The Republicans won the 1936 elections, but the violence continued. In July, General Franco led a coup d’état & formed the new Nationalist Party, which opposed the Republicans and arrested intellectuals, artists & workers: being known to be left-wing or a trade union member put life in danger. Many middle-class people and the Catholic Church saw this as a holy crusade against the Republicans. Although the government was still officially Republican, the Fascists simply took power and executed Republican supporters: by the end of August, many Spanish people began to feel that the struggle was futile & that they should give in to General Franco.
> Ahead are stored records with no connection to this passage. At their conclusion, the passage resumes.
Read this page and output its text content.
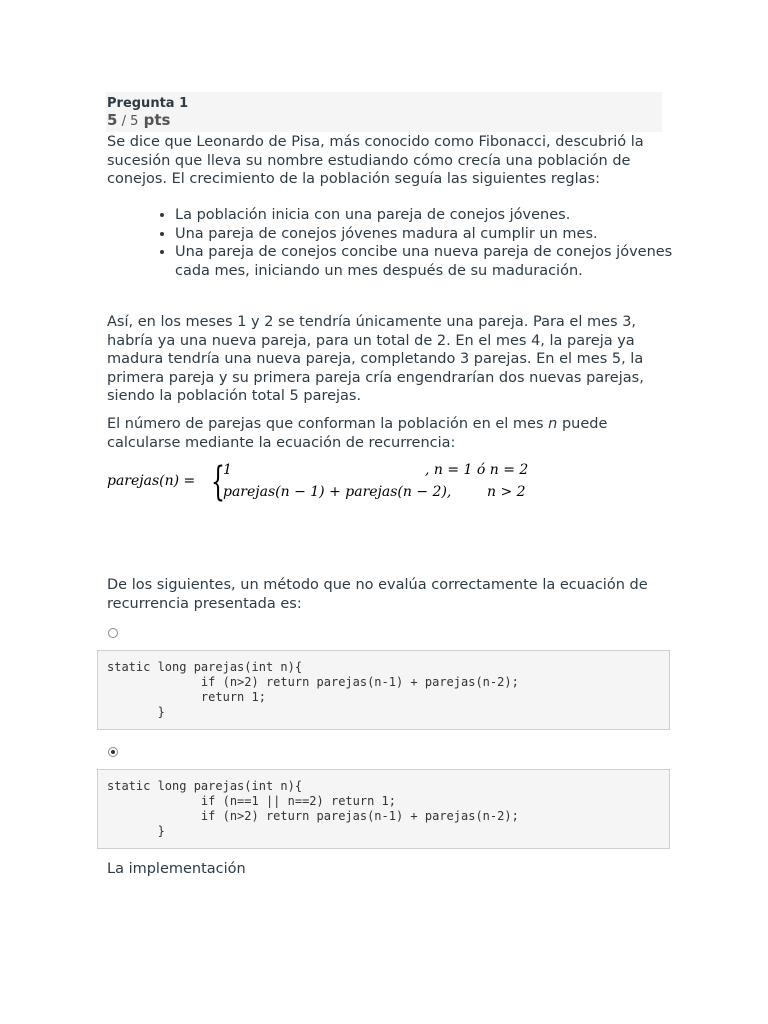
Pregunta 1
5 / 5 pts
Se dice que Leonardo de Pisa, más conocido como Fibonacci, descubrió la sucesión que lleva su nombre estudiando cómo crecía una población de conejos. El crecimiento de la población seguía las siguientes reglas:
• La población inicia con una pareja de conejos jóvenes.
• Una pareja de conejos jóvenes madura al cumplir un mes.
• Una pareja de conejos concibe una nueva pareja de conejos jóvenes cada mes, iniciando un mes después de su maduración.
Así, en los meses 1 y 2 se tendría únicamente una pareja. Para el mes 3, habría ya una nueva pareja, para un total de 2. En el mes 4, la pareja ya madura tendría una nueva pareja, completando 3 parejas. En el mes 5, la primera pareja y su primera pareja cría engendrarían dos nuevas parejas, siendo la población total 5 parejas.
El número de parejas que conforman la población en el mes n puede calcularse mediante la ecuación de recurrencia:
parejas(n) = {
1	, n = 1 ó n = 2
parejas(n − 1) + parejas(n − 2),	n > 2
De los siguientes, un método que no evalúa correctamente la ecuación de recurrencia presentada es:
static long parejas(int n){
if (n>2) return parejas(n-1) + parejas(n-2);
return 1;
}
static long parejas(int n){
if (n==1 || n==2) return 1;
if (n>2) return parejas(n-1) + parejas(n-2);
}
La implementación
On the other hand, the Internationale had begun with Germans, Poles, Italians & Britons travelling to Spain to take the Republican side, while the Nationalists were reinforced by troops from Germany. Even the Pope aligned himself with Franco.
1937 began with Mussolini sending troops to support Franco, while help arrived for the Republicans from the Soviet Union & other anti-Fascist countries throughout the world. There were horrific battles at Malaga, Almeria & Jarama where Nationalist troops, supported by German and Italian tanks & planes, killed thousands as they fled. In March, at Guadaljara, the Republicans counter-attacked & eventually won: they became known as the Popular Party. However, the Popular Party’s mix of communists, anarchists and Marxists, led to in-fighting & disagreements.
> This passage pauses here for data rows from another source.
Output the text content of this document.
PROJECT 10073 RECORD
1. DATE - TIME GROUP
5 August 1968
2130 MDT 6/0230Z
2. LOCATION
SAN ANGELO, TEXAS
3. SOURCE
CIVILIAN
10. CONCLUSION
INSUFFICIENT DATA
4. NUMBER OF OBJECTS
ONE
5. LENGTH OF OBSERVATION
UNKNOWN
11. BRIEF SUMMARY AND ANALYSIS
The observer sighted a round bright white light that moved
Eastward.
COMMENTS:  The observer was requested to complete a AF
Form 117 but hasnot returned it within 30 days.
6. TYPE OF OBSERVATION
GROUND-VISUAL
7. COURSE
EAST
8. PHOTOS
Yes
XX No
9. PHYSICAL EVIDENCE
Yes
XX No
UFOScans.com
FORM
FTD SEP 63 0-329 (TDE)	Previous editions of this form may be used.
Franco then turned his attention towards the industrial north, bombing the towns of Durango and Guernica, at times when the streets were full of defenceless people. People began to despair, and on 21 MAY, the first of the emigrant ships carrying children out of the danger area, left Bilbao.
However, divisions within the Republican camp caused problems: the Communists were determined to take charge & did not allow weapons to be issued to Marxists or Trade Unionists. The civil war continued for two long years, with battles at Teruel and Valencia: in July 1938, 80,000 Republicans, from 16-year-old boys to middle-aged men, crossed the river Ebro & attacked the Nationalists. At first they held their advantage, then Franco ordered in reinforcements & opened the dams in the Pyrenees, leading to another massacre.
The civil war continued until the end of November, when the Republicans finally withdrew the remains of their army.
On 26 January 1939, Barcelona, the Popular Party’s last stronghold, fell and 500,000 people began their journey into exile.
On April 1, General Franco entered Madrid, announced his victory and received a telegram of congratulations from the Pope. The Spanish Civil War was over.